I agree that feeling misunderstood by others is almost as bad as dealing with the fatigue. And people think when I say “fatigue” I mean sleepy tired, which is not the case. It’s more like exhaustion. Too exhausted to even sleep sometimes.
June 29th, 2011 11:05 pm
[…] 11. I was talking to another blogger last week who, like me, has Chronic Fatigue, and directed her to this description I wrote a couple of years ago about it: Sometimes I think having chronic fatigue is like having a drinking problem. When I partake in a social life, I live it up large, but soon I have to sneak away to find a place to sleep it off. As I rest in my own little world, hearing the voices and sounds of others carrying on, I feel illicit and sadly set apart. But if I don’t regularly nip at the nap, if I go too long and do too much I find myself staggering, my words start to slur, and my brain can no longer add two and two together.

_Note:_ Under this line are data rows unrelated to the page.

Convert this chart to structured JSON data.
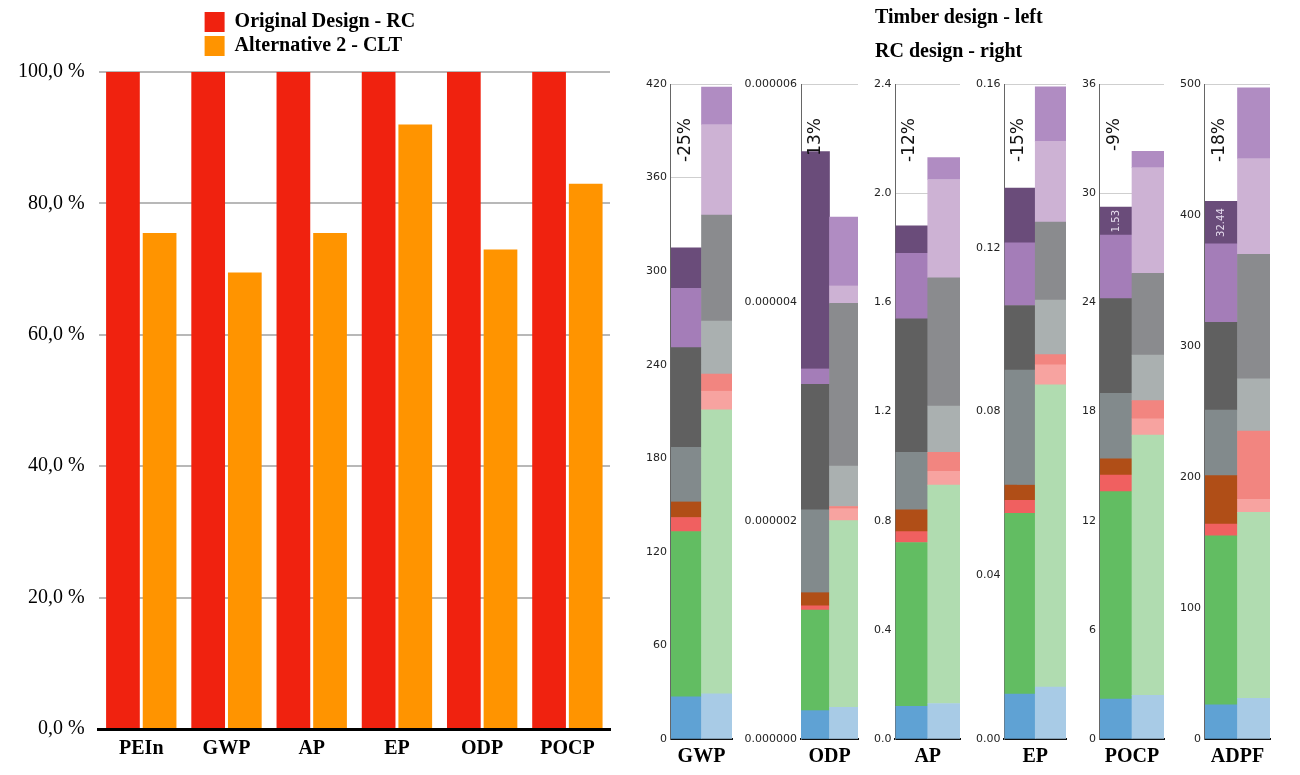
{
  "chart_data": [
    {
      "type": "bar",
      "categories": [
        "PEIn",
        "GWP",
        "AP",
        "EP",
        "ODP",
        "POCP"
      ],
      "ylim": [
        0,
        100
      ],
      "yticks": [
        {
          "value": 0,
          "label": "0,0 %"
        },
        {
          "value": 20,
          "label": "20,0 %"
        },
        {
          "value": 40,
          "label": "40,0 %"
        },
        {
          "value": 60,
          "label": "60,0 %"
        },
        {
          "value": 80,
          "label": "80,0 %"
        },
        {
          "value": 100,
          "label": "100,0 %"
        }
      ],
      "grid": "y",
      "legend": "top",
      "series": [
        {
          "name": "Original Design - RC",
          "color": "#f0220f",
          "values": [
            100,
            100,
            100,
            100,
            100,
            100
          ]
        },
        {
          "name": "Alternative 2 - CLT",
          "color": "#ff9400",
          "values": [
            75.5,
            69.5,
            75.5,
            92,
            73,
            83
          ]
        }
      ]
    },
    {
      "type": "other",
      "title": "Timber design - left",
      "subtitle": "RC design - right"
    },
    {
      "type": "bar",
      "stacked": true,
      "xlabel": "GWP",
      "categories": [
        null,
        null
      ],
      "ylim": [
        0,
        420
      ],
      "yticks": [
        0,
        60,
        120,
        180,
        240,
        300,
        360,
        420
      ],
      "grid": "y",
      "annotations": [
        "-25%"
      ],
      "series": [
        {
          "colors": [
            "#5fa2d4",
            "#a8cbe6"
          ],
          "values": [
            27,
            29
          ]
        },
        {
          "colors": [
            "#62bd62",
            "#b0dcb0"
          ],
          "values": [
            106,
            182
          ]
        },
        {
          "colors": [
            "#f06060",
            "#f7a3a0"
          ],
          "values": [
            9,
            12
          ]
        },
        {
          "colors": [
            "#b04e17",
            "#f28580"
          ],
          "values": [
            10,
            11
          ]
        },
        {
          "colors": [
            "#828a8c",
            "#aab0b0"
          ],
          "values": [
            35,
            34
          ]
        },
        {
          "colors": [
            "#606060",
            "#8a8b8e"
          ],
          "values": [
            64,
            68
          ]
        },
        {
          "colors": [
            "#a47db8",
            "#cdb2d4"
          ],
          "values": [
            38,
            58
          ]
        },
        {
          "colors": [
            "#6a4c7a",
            "#b08cc2"
          ],
          "values": [
            26,
            24
          ]
        }
      ]
    },
    {
      "type": "bar",
      "stacked": true,
      "xlabel": "ODP",
      "categories": [
        null,
        null
      ],
      "ylim": [
        0,
        6e-06
      ],
      "yticks": [
        {
          "value": 0,
          "label": "0.000000"
        },
        {
          "value": 2e-06,
          "label": "0.000002"
        },
        {
          "value": 4e-06,
          "label": "0.000004"
        },
        {
          "value": 6e-06,
          "label": "0.000006"
        }
      ],
      "grid": "y",
      "annotations": [
        "13%"
      ],
      "series": [
        {
          "colors": [
            "#5fa2d4",
            "#a8cbe6"
          ],
          "values": [
            2.6e-07,
            2.9e-07
          ]
        },
        {
          "colors": [
            "#62bd62",
            "#b0dcb0"
          ],
          "values": [
            9.2e-07,
            1.71e-06
          ]
        },
        {
          "colors": [
            "#f06060",
            "#f7a3a0"
          ],
          "values": [
            4e-08,
            1.1e-07
          ]
        },
        {
          "colors": [
            "#b04e17",
            "#f28580"
          ],
          "values": [
            1.2e-07,
            2e-08
          ]
        },
        {
          "colors": [
            "#828a8c",
            "#aab0b0"
          ],
          "values": [
            7.6e-07,
            3.7e-07
          ]
        },
        {
          "colors": [
            "#606060",
            "#8a8b8e"
          ],
          "values": [
            1.15e-06,
            1.49e-06
          ]
        },
        {
          "colors": [
            "#a47db8",
            "#cdb2d4"
          ],
          "values": [
            1.4e-07,
            1.6e-07
          ]
        },
        {
          "colors": [
            "#6a4c7a",
            "#b08cc2"
          ],
          "values": [
            1.99e-06,
            6.3e-07
          ]
        }
      ]
    },
    {
      "type": "bar",
      "stacked": true,
      "xlabel": "AP",
      "categories": [
        null,
        null
      ],
      "ylim": [
        0,
        2.4
      ],
      "yticks": [
        {
          "value": 0,
          "label": "0.0"
        },
        0.4,
        0.8,
        1.2,
        1.6,
        {
          "value": 2,
          "label": "2.0"
        },
        2.4
      ],
      "grid": "y",
      "annotations": [
        "-12%"
      ],
      "series": [
        {
          "colors": [
            "#5fa2d4",
            "#a8cbe6"
          ],
          "values": [
            0.12,
            0.13
          ]
        },
        {
          "colors": [
            "#62bd62",
            "#b0dcb0"
          ],
          "values": [
            0.6,
            0.8
          ]
        },
        {
          "colors": [
            "#f06060",
            "#f7a3a0"
          ],
          "values": [
            0.04,
            0.05
          ]
        },
        {
          "colors": [
            "#b04e17",
            "#f28580"
          ],
          "values": [
            0.08,
            0.07
          ]
        },
        {
          "colors": [
            "#828a8c",
            "#aab0b0"
          ],
          "values": [
            0.21,
            0.17
          ]
        },
        {
          "colors": [
            "#606060",
            "#8a8b8e"
          ],
          "values": [
            0.49,
            0.47
          ]
        },
        {
          "colors": [
            "#a47db8",
            "#cdb2d4"
          ],
          "values": [
            0.24,
            0.36
          ]
        },
        {
          "colors": [
            "#6a4c7a",
            "#b08cc2"
          ],
          "values": [
            0.1,
            0.08
          ]
        }
      ]
    },
    {
      "type": "bar",
      "stacked": true,
      "xlabel": "EP",
      "categories": [
        null,
        null
      ],
      "ylim": [
        0,
        0.16
      ],
      "yticks": [
        {
          "value": 0,
          "label": "0.00"
        },
        0.04,
        0.08,
        0.12,
        0.16
      ],
      "grid": "y",
      "annotations": [
        "-15%"
      ],
      "series": [
        {
          "colors": [
            "#5fa2d4",
            "#a8cbe6"
          ],
          "values": [
            0.011,
            0.0127
          ]
        },
        {
          "colors": [
            "#62bd62",
            "#b0dcb0"
          ],
          "values": [
            0.0441,
            0.0738
          ]
        },
        {
          "colors": [
            "#f06060",
            "#f7a3a0"
          ],
          "values": [
            0.0032,
            0.0049
          ]
        },
        {
          "colors": [
            "#b04e17",
            "#f28580"
          ],
          "values": [
            0.0037,
            0.0025
          ]
        },
        {
          "colors": [
            "#828a8c",
            "#aab0b0"
          ],
          "values": [
            0.0281,
            0.0133
          ]
        },
        {
          "colors": [
            "#606060",
            "#8a8b8e"
          ],
          "values": [
            0.0158,
            0.0191
          ]
        },
        {
          "colors": [
            "#a47db8",
            "#cdb2d4"
          ],
          "values": [
            0.0153,
            0.0197
          ]
        },
        {
          "colors": [
            "#6a4c7a",
            "#b08cc2"
          ],
          "values": [
            0.0134,
            0.0133
          ]
        }
      ]
    },
    {
      "type": "bar",
      "stacked": true,
      "xlabel": "POCP",
      "categories": [
        null,
        null
      ],
      "ylim": [
        0,
        36
      ],
      "yticks": [
        0,
        6,
        12,
        18,
        24,
        30,
        36
      ],
      "grid": "y",
      "annotations": [
        "-9%"
      ],
      "series": [
        {
          "colors": [
            "#5fa2d4",
            "#a8cbe6"
          ],
          "values": [
            2.2,
            2.4
          ]
        },
        {
          "colors": [
            "#62bd62",
            "#b0dcb0"
          ],
          "values": [
            11.4,
            14.3
          ]
        },
        {
          "colors": [
            "#f06060",
            "#f7a3a0"
          ],
          "values": [
            0.9,
            0.9
          ]
        },
        {
          "colors": [
            "#b04e17",
            "#f28580"
          ],
          "values": [
            0.9,
            1
          ]
        },
        {
          "colors": [
            "#828a8c",
            "#aab0b0"
          ],
          "values": [
            3.6,
            2.5
          ]
        },
        {
          "colors": [
            "#606060",
            "#8a8b8e"
          ],
          "values": [
            5.2,
            4.5
          ]
        },
        {
          "colors": [
            "#a47db8",
            "#cdb2d4"
          ],
          "values": [
            3.5,
            5.8
          ]
        },
        {
          "colors": [
            "#6a4c7a",
            "#b08cc2"
          ],
          "values": [
            1.53,
            0.9
          ],
          "value_labels": [
            "1.53",
            null
          ]
        }
      ]
    },
    {
      "type": "bar",
      "stacked": true,
      "xlabel": "ADPF",
      "categories": [
        null,
        null
      ],
      "ylim": [
        0,
        500
      ],
      "yticks": [
        0,
        100,
        200,
        300,
        400,
        500
      ],
      "grid": "y",
      "annotations": [
        "-18%"
      ],
      "series": [
        {
          "colors": [
            "#5fa2d4",
            "#a8cbe6"
          ],
          "values": [
            26,
            31
          ]
        },
        {
          "colors": [
            "#62bd62",
            "#b0dcb0"
          ],
          "values": [
            129,
            142
          ]
        },
        {
          "colors": [
            "#f06060",
            "#f7a3a0"
          ],
          "values": [
            9,
            10
          ]
        },
        {
          "colors": [
            "#b04e17",
            "#f28580"
          ],
          "values": [
            37,
            52
          ]
        },
        {
          "colors": [
            "#828a8c",
            "#aab0b0"
          ],
          "values": [
            50,
            40
          ]
        },
        {
          "colors": [
            "#606060",
            "#8a8b8e"
          ],
          "values": [
            67,
            95
          ]
        },
        {
          "colors": [
            "#a47db8",
            "#cdb2d4"
          ],
          "values": [
            60,
            73
          ]
        },
        {
          "colors": [
            "#6a4c7a",
            "#b08cc2"
          ],
          "values": [
            32.44,
            54
          ],
          "value_labels": [
            "32.44",
            null
          ]
        }
      ]
    }
  ]
}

I get hangovers too. For every few hours I spend out, I need to match those hours recovering at home. More, including some great comments, HERE. […]
June 30th, 2011 2:30 pm
One thought: with all that time in the garden, make sure you were tested for late Lyme Disease. It can go undetected and be one of the causes of chronic fatigue, especially is ‘fibromyalgia’ goes along with it. Just a thought…..
June 30th, 2011 3:34 pm
Thanks, Dot. I have been tested for Lyme’s Disease and it came back negative. There are some similarities between it and CFS.